Obraz drabiny użyty przez św. Benedykta w rozdziale 7 jest starożytnym symbolem jedności i integracji. Tutaj łączy ona ziemię z niebem. Mając mocne oparcie na ziemi (którym jest wspólnota), umożliwia wstępowanie do Boga. Dwa boki tej drabiny to ciało i dusza. Są one zespolone; dzięki uznaniu ich ważności i współdziałaniu obydwu wstępowanie ku Bogu staje się możliwe. Jeżeli boki drabiny nie będą równoległe, jeśli zabraknie harmonii między nimi, ujrzymy absurdalnie powykrzywiane szczeble!

Wiele starożytnych społeczeństw doceniało jedność osoby ludzkiej, co wyrażali w naturalny i żywy sposób w swojej poezji i modlitwie. Wśród ludów celtyckich zamieszkujących Hebrydy znana była modlitwa rozpoczynająca się od słów: „Pobłogosław mnie całego”, bo prośba o błogosławieństwo duszy bez prośby o błogosławieństwo ciała nigdy by im przez myśl nie przeszła. Były one nierozerwalnie złączone:

Daj nam, o Boże, czego potrzebuje nasze ciało,
Daj nam, o Boże, czego potrzebuje nasza dusza.

Uznanie razem ciała i duszy w ten sposób oznacza, że ta modlitwa poranna jest zanoszona za całą osobę, łącznie z pracą rąk w sposób, który wydaje się być bardzo bliski mądrości benedyktyńskiej:

Błogosław mnie, Boże,
moją duszę i ciało.
Błogosław mnie, Boże,
moją wiarę i życie.
Błogosław mnie, Boże,
moje serce i moją mowę.
Błogosław, Boże,
pracę rąk moich.

W zakończeniu wspaniałego rozdziału 7 św. Benedykt mówi, że kiedy mnich ukończy to żmudne wspinanie się, czyli proces oczyszczania na drodze pokory, to cała jego postawa, również jego ciało będzie świadczyć o tym.
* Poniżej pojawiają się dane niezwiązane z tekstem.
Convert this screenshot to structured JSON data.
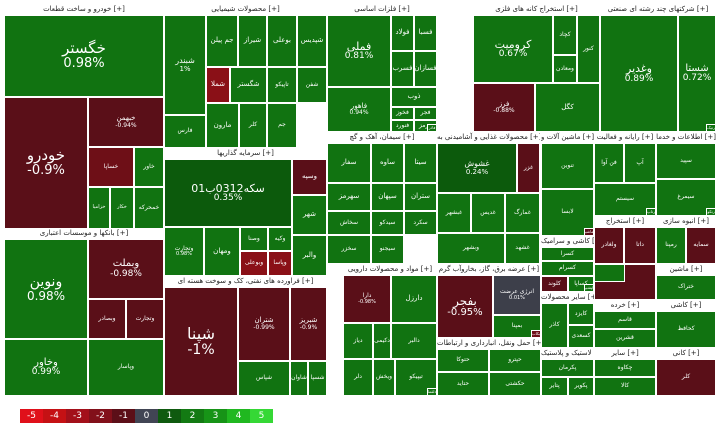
{
  "chart_data": {
    "type": "treemap",
    "legend_scale": [
      {
        "label": "-5",
        "color": "#e0101a"
      },
      {
        "label": "-4",
        "color": "#c51114"
      },
      {
        "label": "-3",
        "color": "#a3101a"
      },
      {
        "label": "-2",
        "color": "#82101a"
      },
      {
        "label": "-1",
        "color": "#5c0f18"
      },
      {
        "label": "0",
        "color": "#414554"
      },
      {
        "label": "1",
        "color": "#0f5a0f"
      },
      {
        "label": "2",
        "color": "#137a13"
      },
      {
        "label": "3",
        "color": "#179417"
      },
      {
        "label": "4",
        "color": "#20b820"
      },
      {
        "label": "5",
        "color": "#35d835"
      }
    ],
    "sectors": [
      {
        "id": "s1",
        "name": "خودرو و ساخت قطعات [+]",
        "tiles": [
          {
            "symbol": "خگستر",
            "value": "0.98%",
            "change": 0.98
          },
          {
            "symbol": "خودرو",
            "value": "-0.9%",
            "change": -0.9
          },
          {
            "symbol": "خبهمن",
            "value": "-0.94%",
            "change": -0.94
          },
          {
            "symbol": "خساپا",
            "value": "",
            "change": -1.1
          },
          {
            "symbol": "خزامیا",
            "value": "",
            "change": 0.9
          },
          {
            "symbol": "خکار",
            "value": "",
            "change": 1.2
          },
          {
            "symbol": "خاور",
            "value": "",
            "change": 1.0
          },
          {
            "symbol": "خمحرکه",
            "value": "",
            "change": 0.8
          }
        ]
      },
      {
        "id": "s2",
        "name": "بانکها و موسسات اعتباری [+]",
        "tiles": [
          {
            "symbol": "ونوین",
            "value": "0.98%",
            "change": 0.98
          },
          {
            "symbol": "وبملت",
            "value": "-0.98%",
            "change": -0.98
          },
          {
            "symbol": "وخاور",
            "value": "0.99%",
            "change": 0.99
          },
          {
            "symbol": "وبصادر",
            "value": "",
            "change": -0.9
          },
          {
            "symbol": "وتجارت",
            "value": "",
            "change": -0.95
          },
          {
            "symbol": "وپاسار",
            "value": "",
            "change": 0.8
          }
        ]
      },
      {
        "id": "s3",
        "name": "محصولات شیمیایی [+]",
        "tiles": [
          {
            "symbol": "شبندر",
            "value": "1%",
            "change": 1.0
          },
          {
            "symbol": "جم پیلن",
            "value": "",
            "change": 1.1
          },
          {
            "symbol": "شیراز",
            "value": "",
            "change": 1.0
          },
          {
            "symbol": "بوعلی",
            "value": "",
            "change": 0.9
          },
          {
            "symbol": "شپدیس",
            "value": "",
            "change": 1.2
          },
          {
            "symbol": "تاپیکو",
            "value": "",
            "change": 1.0
          },
          {
            "symbol": "شملا",
            "value": "",
            "change": -2.5
          },
          {
            "symbol": "شگستر",
            "value": "",
            "change": 1.0
          },
          {
            "symbol": "شفن",
            "value": "",
            "change": 0.9
          },
          {
            "symbol": "جم",
            "value": "",
            "change": 1.1
          },
          {
            "symbol": "مارون",
            "value": "",
            "change": 1.0
          },
          {
            "symbol": "کلر",
            "value": "",
            "change": 0.9
          },
          {
            "symbol": "فارس",
            "value": "",
            "change": 1.3
          }
        ]
      },
      {
        "id": "s4",
        "name": "سرمایه گذاریها [+]",
        "tiles": [
          {
            "symbol": "سکه0312ب01",
            "value": "0.35%",
            "change": 0.35
          },
          {
            "symbol": "وتجارت",
            "value": "0.98%",
            "change": 0.98
          },
          {
            "symbol": "وسپه",
            "value": "",
            "change": -0.7
          },
          {
            "symbol": "ومهان",
            "value": "",
            "change": 0.9
          },
          {
            "symbol": "وصنا",
            "value": "",
            "change": 0.9
          },
          {
            "symbol": "وبوعلی",
            "value": "",
            "change": -2.0
          },
          {
            "symbol": "وپاسا",
            "value": "",
            "change": -2.2
          },
          {
            "symbol": "شهر",
            "value": "",
            "change": 1.0
          },
          {
            "symbol": "وکیه",
            "value": "",
            "change": 0.8
          },
          {
            "symbol": "والبر",
            "value": "",
            "change": 1.0
          }
        ]
      },
      {
        "id": "s5",
        "name": "فراورده های نفتی، کک و سوخت هسته ای [+]",
        "tiles": [
          {
            "symbol": "شپنا",
            "value": "-1%",
            "change": -1.0
          },
          {
            "symbol": "شتران",
            "value": "-0.99%",
            "change": -0.99
          },
          {
            "symbol": "شبریز",
            "value": "-0.9%",
            "change": -0.9
          },
          {
            "symbol": "شپاس",
            "value": "",
            "change": 1.0
          },
          {
            "symbol": "شاوان",
            "value": "",
            "change": 1.0
          },
          {
            "symbol": "شسپا",
            "value": "",
            "change": 0.9
          }
        ]
      },
      {
        "id": "s6",
        "name": "فلزات اساسی [+]",
        "tiles": [
          {
            "symbol": "فملی",
            "value": "0.81%",
            "change": 0.81
          },
          {
            "symbol": "فولاد",
            "value": "",
            "change": 0.9
          },
          {
            "symbol": "فسبا",
            "value": "",
            "change": 1.0
          },
          {
            "symbol": "فسرب",
            "value": "",
            "change": 0.9
          },
          {
            "symbol": "فسازان",
            "value": "",
            "change": 1.0
          },
          {
            "symbol": "ذوب",
            "value": "",
            "change": 1.0
          },
          {
            "symbol": "فاهور",
            "value": "0.94%",
            "change": 0.94
          },
          {
            "symbol": "فخوز",
            "value": "",
            "change": 0.9
          },
          {
            "symbol": "فجر",
            "value": "",
            "change": 1.0
          },
          {
            "symbol": "فنورد",
            "value": "",
            "change": 1.0
          },
          {
            "symbol": "هرمز",
            "value": "",
            "change": 1.0
          },
          {
            "symbol": "فولای",
            "value": "",
            "change": 0.8
          },
          {
            "symbol": "فزرین",
            "value": "",
            "change": 1.0
          },
          {
            "symbol": "فاذر",
            "value": "",
            "change": 0.9
          }
        ]
      },
      {
        "id": "s7",
        "name": "استخراج کانه های فلزی [+]",
        "tiles": [
          {
            "symbol": "کرومیت",
            "value": "0.67%",
            "change": 0.67
          },
          {
            "symbol": "فرز",
            "value": "-0.88%",
            "change": -0.88
          },
          {
            "symbol": "کگل",
            "value": "",
            "change": 1.0
          },
          {
            "symbol": "کنور",
            "value": "",
            "change": 1.0
          },
          {
            "symbol": "ومعادن",
            "value": "",
            "change": 0.9
          },
          {
            "symbol": "کچاد",
            "value": "",
            "change": 1.0
          }
        ]
      },
      {
        "id": "s8",
        "name": "شرکتهای چند رشته ای صنعتی [+]",
        "tiles": [
          {
            "symbol": "وغدیر",
            "value": "0.89%",
            "change": 0.89
          },
          {
            "symbol": "شستا",
            "value": "0.72%",
            "change": 0.72
          },
          {
            "symbol": "رنیک",
            "value": "",
            "change": 1.0
          }
        ]
      },
      {
        "id": "s9",
        "name": "سیمان، آهک و گچ [+]",
        "tiles": [
          {
            "symbol": "سفار",
            "value": "",
            "change": 1.0
          },
          {
            "symbol": "ساوه",
            "value": "",
            "change": 1.0
          },
          {
            "symbol": "سیتا",
            "value": "",
            "change": 0.9
          },
          {
            "symbol": "سهرمز",
            "value": "",
            "change": 0.9
          },
          {
            "symbol": "سپهان",
            "value": "",
            "change": 1.0
          },
          {
            "symbol": "ستران",
            "value": "",
            "change": 1.0
          },
          {
            "symbol": "سخاش",
            "value": "",
            "change": 0.8
          },
          {
            "symbol": "سیدکو",
            "value": "",
            "change": 1.0
          },
          {
            "symbol": "سکرد",
            "value": "",
            "change": 0.9
          },
          {
            "symbol": "سیجنو",
            "value": "",
            "change": 0.9
          },
          {
            "symbol": "سخزر",
            "value": "",
            "change": 1.0
          }
        ]
      },
      {
        "id": "s10",
        "name": "محصولات غذایی و آشامیدنی به [+]",
        "tiles": [
          {
            "symbol": "غشوش",
            "value": "0.24%",
            "change": 0.24
          },
          {
            "symbol": "غزر",
            "value": "",
            "change": -0.9
          },
          {
            "symbol": "غبشهر",
            "value": "",
            "change": 1.0
          },
          {
            "symbol": "غدیس",
            "value": "",
            "change": 1.0
          },
          {
            "symbol": "غمارگ",
            "value": "",
            "change": 0.9
          },
          {
            "symbol": "غشهد",
            "value": "",
            "change": 0.9
          },
          {
            "symbol": "وبشهر",
            "value": "",
            "change": 1.0
          }
        ]
      },
      {
        "id": "s11",
        "name": "مواد و محصولات دارویی [+]",
        "tiles": [
          {
            "symbol": "دارا",
            "value": "-0.98%",
            "change": -0.98
          },
          {
            "symbol": "دارزل",
            "value": "",
            "change": 0.9
          },
          {
            "symbol": "دالبر",
            "value": "",
            "change": 1.0
          },
          {
            "symbol": "دکیمی",
            "value": "",
            "change": 0.9
          },
          {
            "symbol": "دیاز",
            "value": "",
            "change": 1.0
          },
          {
            "symbol": "دلر",
            "value": "",
            "change": 1.0
          },
          {
            "symbol": "ویخش",
            "value": "",
            "change": 0.9
          },
          {
            "symbol": "تیپیکو",
            "value": "",
            "change": 1.0
          },
          {
            "symbol": "دیران",
            "value": "",
            "change": 0.9
          },
          {
            "symbol": "دسبحان",
            "value": "",
            "change": -0.9
          },
          {
            "symbol": "دجابر",
            "value": "",
            "change": 1.0
          },
          {
            "symbol": "دلقما",
            "value": "",
            "change": 1.0
          }
        ]
      },
      {
        "id": "s12",
        "name": "عرضه برق، گاز، بخاروآب گرم [+]",
        "tiles": [
          {
            "symbol": "بفجر",
            "value": "-0.95%",
            "change": -0.95
          },
          {
            "symbol": "انرژی عرضت",
            "value": "0.01%",
            "change": 0.01
          },
          {
            "symbol": "بمپنا",
            "value": "",
            "change": 1.0
          },
          {
            "symbol": "بکاب",
            "value": "",
            "change": -1.2
          }
        ]
      },
      {
        "id": "s13",
        "name": "حمل ونقل، انبارداری و ارتباطات [+]",
        "tiles": [
          {
            "symbol": "حتوکا",
            "value": "",
            "change": 1.0
          },
          {
            "symbol": "حپترو",
            "value": "",
            "change": 1.0
          },
          {
            "symbol": "حتاید",
            "value": "",
            "change": 0.9
          },
          {
            "symbol": "حکشتی",
            "value": "",
            "change": 1.0
          }
        ]
      },
      {
        "id": "s14",
        "name": "لاستیک و پلاستیک [+]",
        "tiles": [
          {
            "symbol": "پکرمان",
            "value": "",
            "change": 1.0
          },
          {
            "symbol": "پتایر",
            "value": "",
            "change": 1.0
          },
          {
            "symbol": "پکویر",
            "value": "",
            "change": 1.0
          }
        ]
      },
      {
        "id": "s15",
        "name": "کاشی و سرامیک [+]",
        "tiles": [
          {
            "symbol": "کسرا",
            "value": "",
            "change": 1.0
          },
          {
            "symbol": "کسرام",
            "value": "",
            "change": 1.0
          },
          {
            "symbol": "کلوند",
            "value": "",
            "change": -1.0
          },
          {
            "symbol": "کساپا",
            "value": "",
            "change": 0.9
          },
          {
            "symbol": "کپشیر",
            "value": "",
            "change": 0.9
          }
        ]
      },
      {
        "id": "s16",
        "name": "سایر محصولات [+]",
        "tiles": [
          {
            "symbol": "کاذر",
            "value": "",
            "change": 1.0
          },
          {
            "symbol": "کایزد",
            "value": "",
            "change": 1.0
          },
          {
            "symbol": "کسعدی",
            "value": "",
            "change": 0.8
          }
        ]
      },
      {
        "id": "s17",
        "name": "رایانه و فعالیت [+]",
        "tiles": [
          {
            "symbol": "فن آوا",
            "value": "",
            "change": 1.0
          },
          {
            "symbol": "آپ",
            "value": "",
            "change": 1.0
          },
          {
            "symbol": "سیستم",
            "value": "",
            "change": 0.9
          },
          {
            "symbol": "رتاپ",
            "value": "",
            "change": 1.0
          }
        ]
      },
      {
        "id": "s18",
        "name": "اطلاعات و خدما [+]",
        "tiles": [
          {
            "symbol": "سپید",
            "value": "",
            "change": 1.0
          },
          {
            "symbol": "سیمرغ",
            "value": "",
            "change": 1.0
          },
          {
            "symbol": "رتکو",
            "value": "",
            "change": 0.9
          }
        ]
      },
      {
        "id": "s19",
        "name": "ماشین آلات و [+]",
        "tiles": [
          {
            "symbol": "تنوین",
            "value": "",
            "change": 1.0
          },
          {
            "symbol": "لابسا",
            "value": "",
            "change": 1.0
          },
          {
            "symbol": "کماشین",
            "value": "",
            "change": -1.0
          }
        ]
      },
      {
        "id": "s20",
        "name": "استخراج [+]",
        "tiles": [
          {
            "symbol": "ولغادر",
            "value": "",
            "change": -1.0
          },
          {
            "symbol": "داتا",
            "value": "",
            "change": -1.0
          }
        ]
      },
      {
        "id": "s21",
        "name": "انبوه سازی [+]",
        "tiles": [
          {
            "symbol": "رمپنا",
            "value": "",
            "change": 1.0
          },
          {
            "symbol": "سمایه",
            "value": "",
            "change": -1.0
          }
        ]
      },
      {
        "id": "s22",
        "name": "خرده [+]",
        "tiles": [
          {
            "symbol": "قاسم",
            "value": "",
            "change": 1.0
          },
          {
            "symbol": "قشرین",
            "value": "",
            "change": 1.0
          }
        ]
      },
      {
        "id": "s23",
        "name": "سایر [+]",
        "tiles": [
          {
            "symbol": "چکاوه",
            "value": "",
            "change": 1.0
          },
          {
            "symbol": "کالا",
            "value": "",
            "change": 1.0
          }
        ]
      },
      {
        "id": "s24",
        "name": "ماشین [+]",
        "tiles": [
          {
            "symbol": "ختراک",
            "value": "",
            "change": 1.0
          }
        ]
      },
      {
        "id": "s25",
        "name": "کاشی [+]",
        "tiles": [
          {
            "symbol": "کحافظ",
            "value": "",
            "change": 1.0
          }
        ]
      },
      {
        "id": "s26",
        "name": "کانی [+]",
        "tiles": [
          {
            "symbol": "کلر",
            "value": "",
            "change": -1.0
          }
        ]
      }
    ]
  }
}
Mnich nie tylko w sercu, ale także w samej postawie okazuje zawsze pokorę, a mianowicie w czasie Służby Bożej, w oratorium, w klasztorze, w ogrodzie, w podróży, na polu czy gdziekolwiek indziej, bez względu na to, czy siedzi, chodzi, czy też stoi (RB 7,63).
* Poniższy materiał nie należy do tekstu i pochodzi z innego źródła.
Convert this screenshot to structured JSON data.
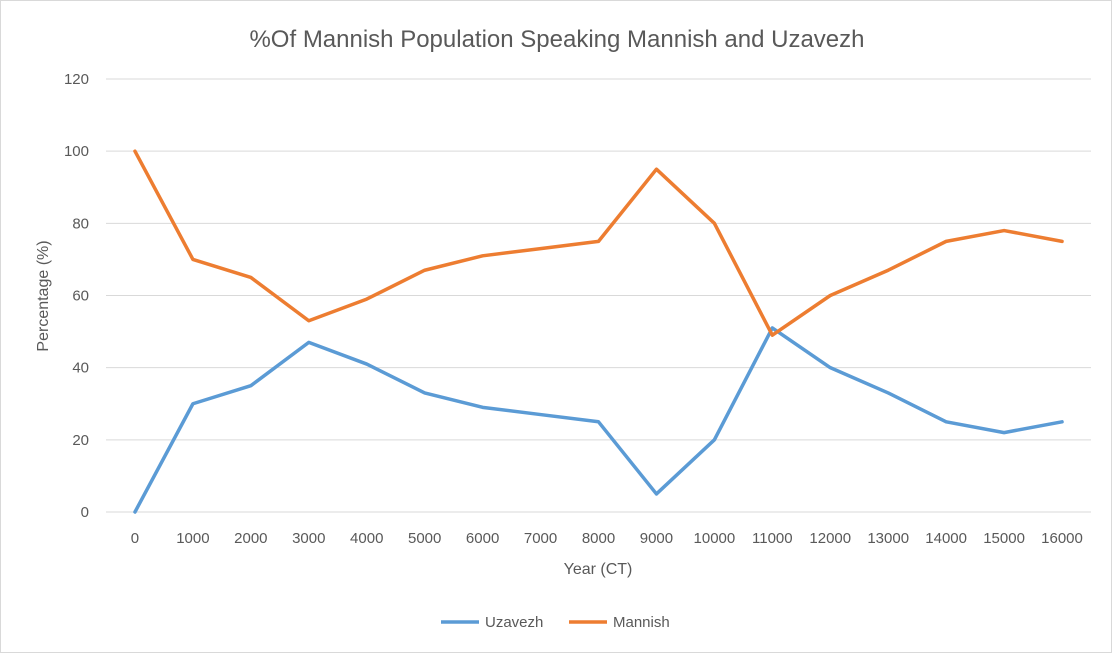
{
  "chart_data": {
    "type": "line",
    "title": "%Of Mannish Population Speaking Mannish and Uzavezh",
    "xlabel": "Year (CT)",
    "ylabel": "Percentage (%)",
    "x": [
      0,
      1000,
      2000,
      3000,
      4000,
      5000,
      6000,
      7000,
      8000,
      9000,
      10000,
      11000,
      12000,
      13000,
      14000,
      15000,
      16000
    ],
    "ylim": [
      0,
      120
    ],
    "yticks": [
      0,
      20,
      40,
      60,
      80,
      100,
      120
    ],
    "grid": true,
    "legend_position": "bottom",
    "series": [
      {
        "name": "Uzavezh",
        "color": "#5b9bd5",
        "values": [
          0,
          30,
          35,
          47,
          41,
          33,
          29,
          27,
          25,
          5,
          20,
          51,
          40,
          33,
          25,
          22,
          25
        ]
      },
      {
        "name": "Mannish",
        "color": "#ed7d31",
        "values": [
          100,
          70,
          65,
          53,
          59,
          67,
          71,
          73,
          75,
          95,
          80,
          49,
          60,
          67,
          75,
          78,
          75
        ]
      }
    ]
  }
}
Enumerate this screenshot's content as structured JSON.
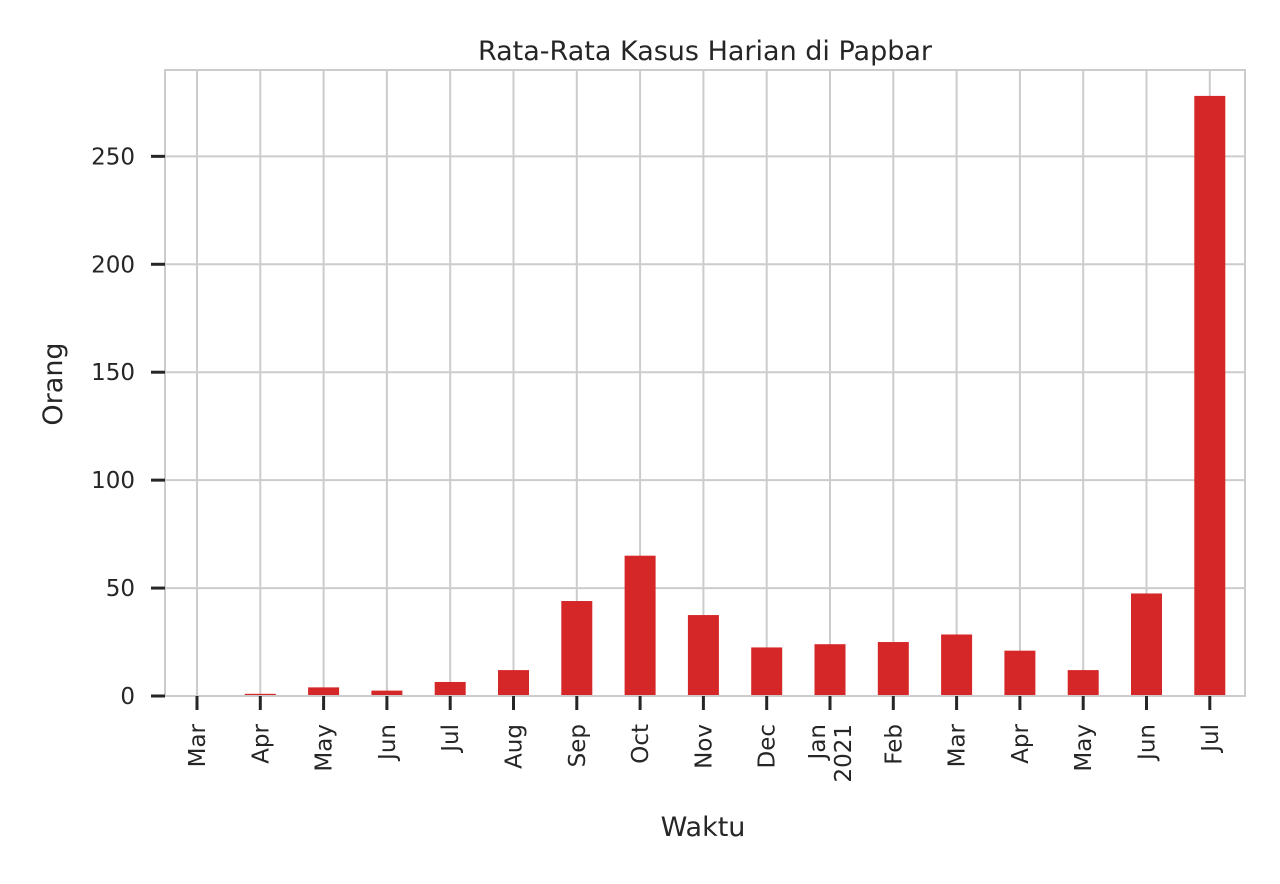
{
  "chart_data": {
    "type": "bar",
    "title": "Rata-Rata Kasus Harian di Papbar",
    "xlabel": "Waktu",
    "ylabel": "Orang",
    "categories": [
      "Mar",
      "Apr",
      "May",
      "Jun",
      "Jul",
      "Aug",
      "Sep",
      "Oct",
      "Nov",
      "Dec",
      "Jan\n2021",
      "Feb",
      "Mar",
      "Apr",
      "May",
      "Jun",
      "Jul"
    ],
    "values": [
      0,
      1,
      4,
      2.5,
      6.5,
      12,
      44,
      65,
      37.5,
      22.5,
      24,
      25,
      28.5,
      21,
      12,
      47.5,
      278
    ],
    "ylim": [
      0,
      290
    ],
    "yticks": [
      0,
      50,
      100,
      150,
      200,
      250
    ],
    "color": "#d62728",
    "grid": true
  }
}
Jego postawa zawsze będzie wyrażać jego stan wewnętrzny. Słowa te można zastosować jako trafną definicję do pojęcia języka ciała. Jest ono używane obecnie, gdy uświadamiamy sobie, jak bardzo nasz sposób chodzenia, siedzenia, trzymania rąk wyraża nas samych. Święty Benedykt zdawał sobie sprawę, że to po prostu jedność całej osoby gra istotną rolę w życiu benedyktyńskim i jest ona ważna nie tylko dla każdego mnicha, ale rzutuje na stosunki we wspólnocie.

W rozdziale o dyscyplinie śpiewania psalmów pada rozbrajająco prosty argument: „aby nasze serce było w zgodzie z tym, co głoszą nasze usta” (RB 19,7). Oznacza to po prostu pytanie: jak mogę chwalić Boga, jeżeli nie ma we mnie jedności? A czy potrafię wówczas żyć we wspólnocie i pracować dla jedności Kościoła? Czy wprowadzam pokój w świecie? Definitywną odpowiedź znajdujemy w Regule. Życie benedyktyńskie ma prowadzić do integracji całej osoby, a w końcu do przemienienia w Chrystusie.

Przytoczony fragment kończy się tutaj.